Abstract

The Yarmouth-Sangamon Paleosol (YSP) is a major soil-stratigraphic unit occurring across a large portion of the U.S. Midwest. Study of a YSP exposed in a toposequence near Earlham, Iowa, demonstrates the paleosol's usefulness for deciphering paleoenvironments in the U.S. midcontinent before the last glacial maximum, environments for which very little other evidence exists. Field description and micromorphological, textural, and mineralogical analyses were used to identify the major processes and conditions of Pleistocene soil evolution at the site. The results suggest that the YSP is a complex polygenetic soil that developed in multiple parent materials: (i) a Pre-Illinoian glacial till composing the base of the paleosol; (ii) a middle unit of colluvium and loess; and (iii) an upper unit of loess and reworked loess, possibly Illinoian in age.

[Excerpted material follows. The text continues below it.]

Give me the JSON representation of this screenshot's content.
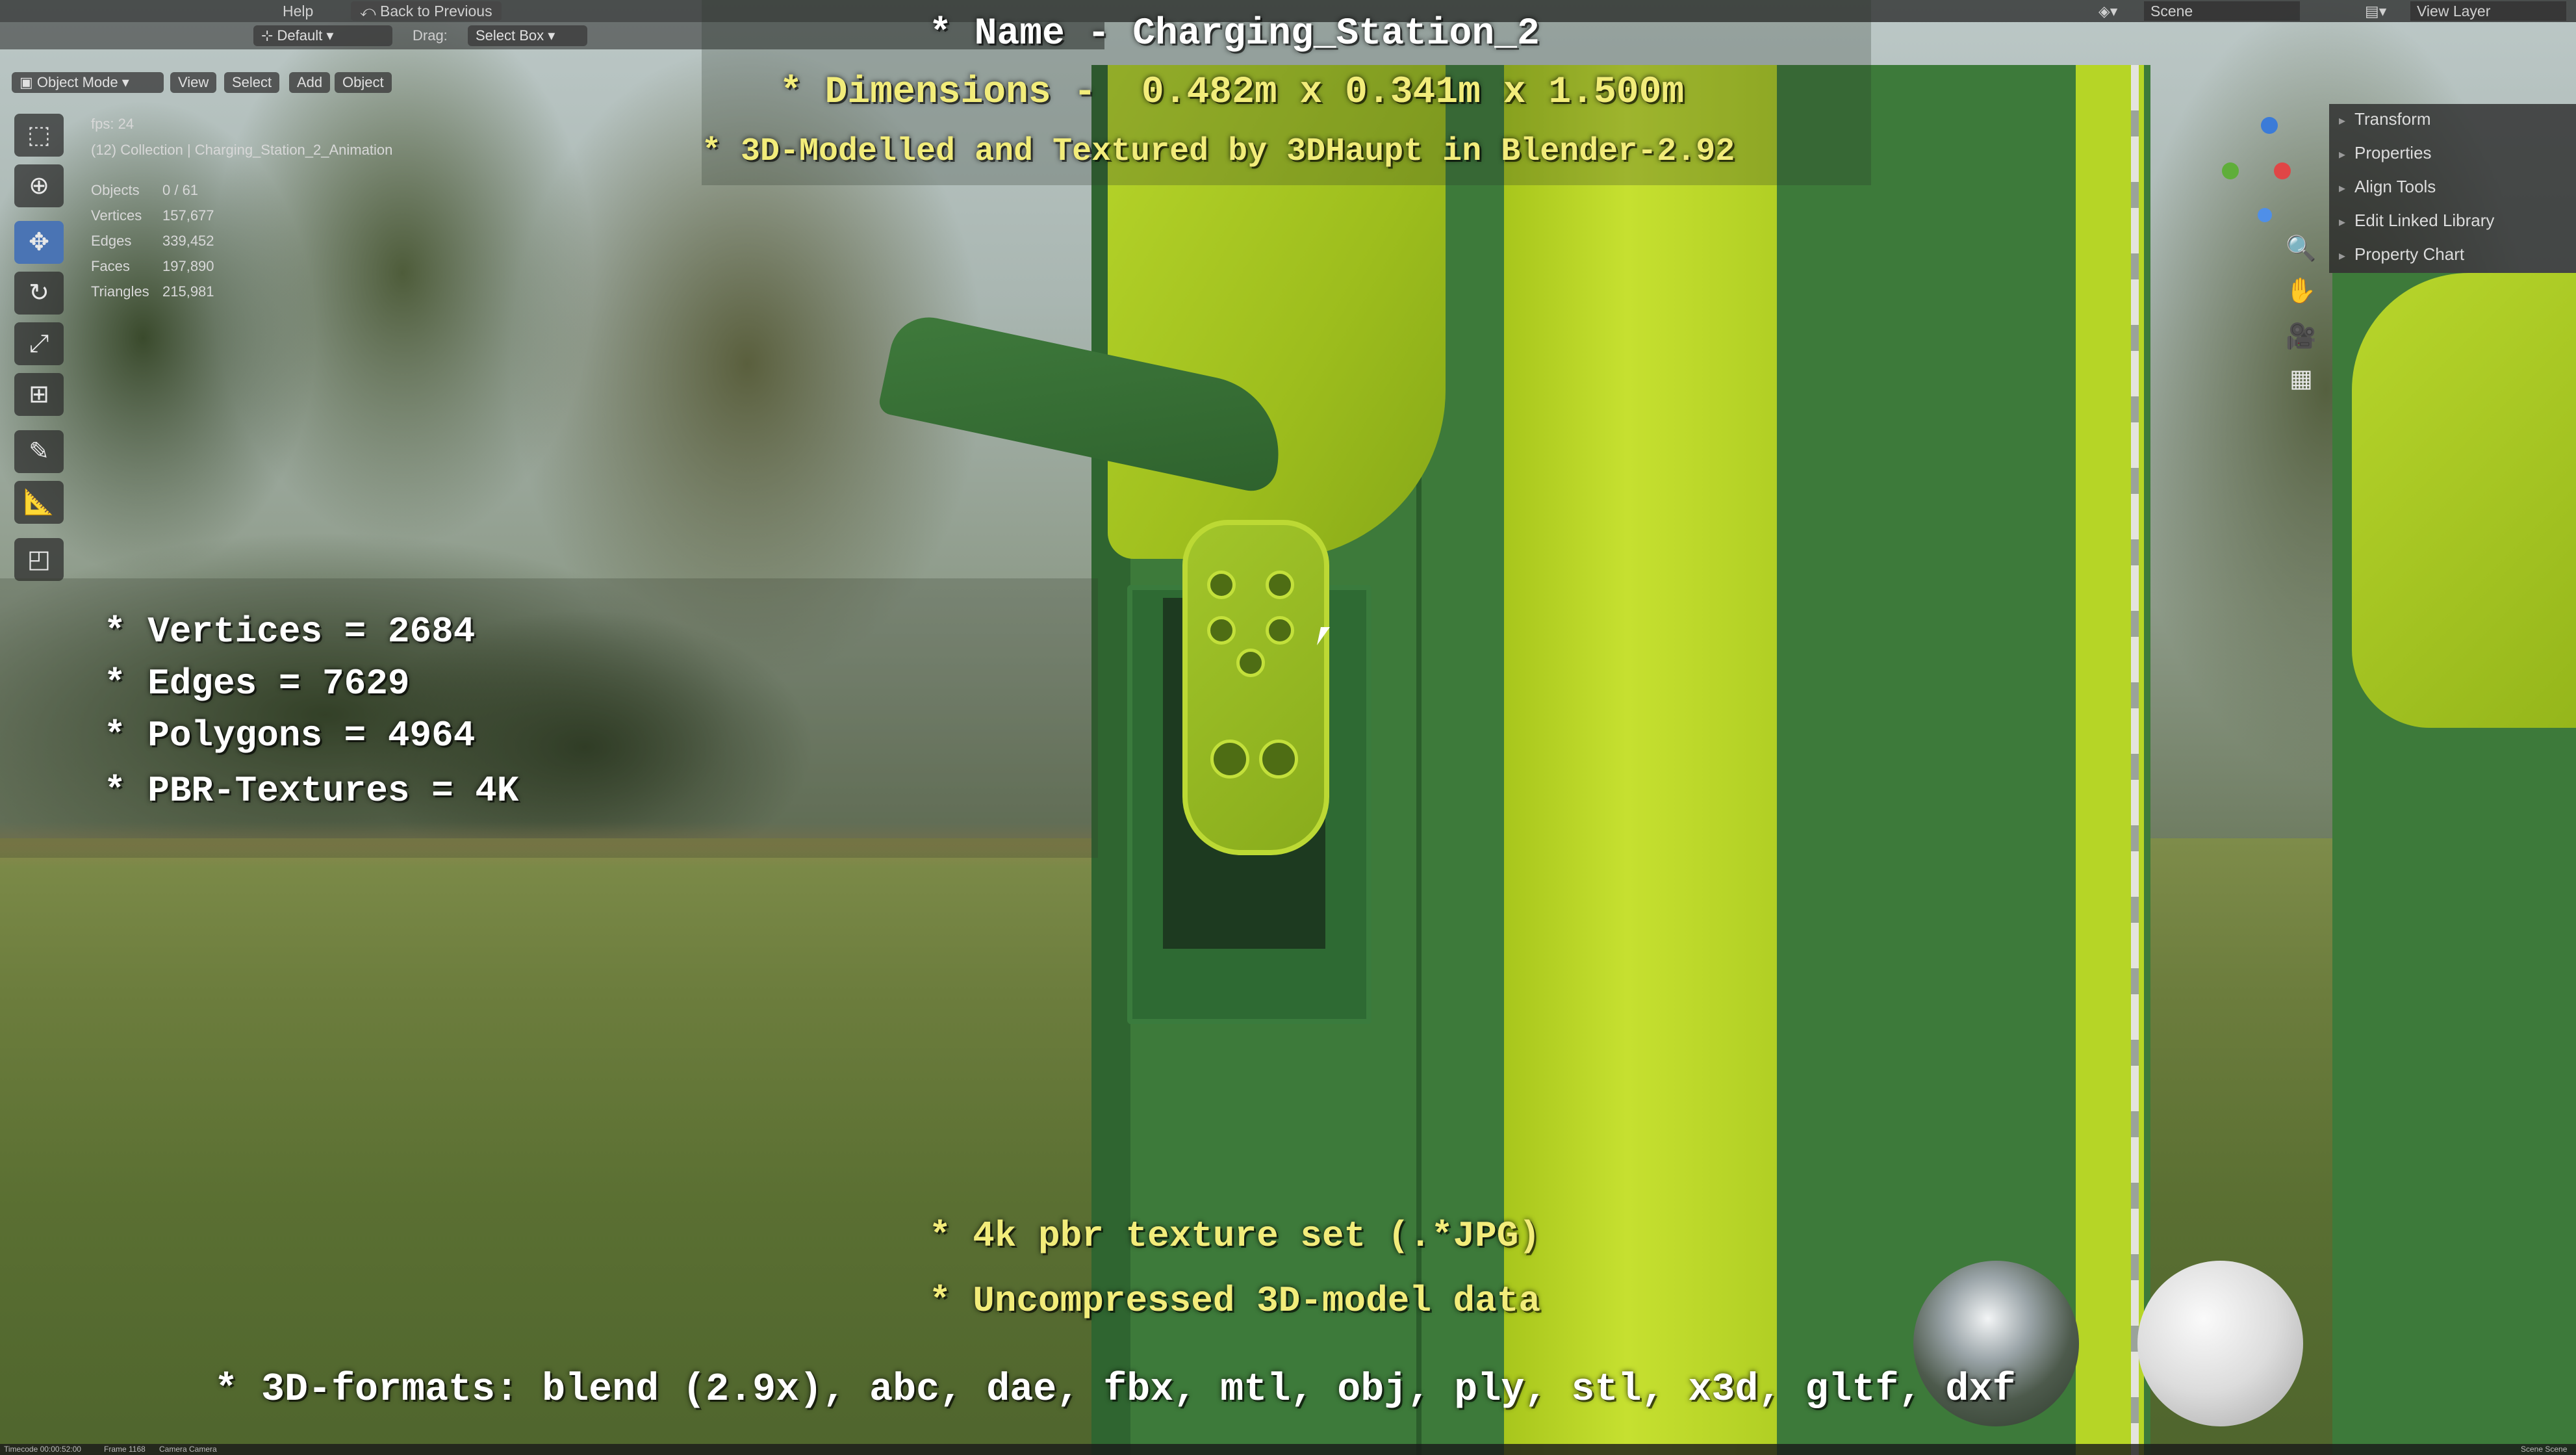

A stone zone at the top of the till indicates a period of erosion before burial by the fine-textured sediments. Filled animal burrows and granular and spongy microstructure at the top of the middle unit suggest a former surface horizon and imply that the YSP is a composite, welded profile consisting of at least two sola. Micromorphological and mineralogical features suggest soil formation under paleoenvironmental conditions that ranged from periglacial to intensely seasonal climates. Profile differentiation during periods of landscape stability was offset by the homogenizing effects of shrink/swell processes and postburial diagenesis, resulting in an isotropic profile that belies a genetically complex history. As a result of diagenesis, toposequence members at the site exhibit little chemical and mineralogical variability.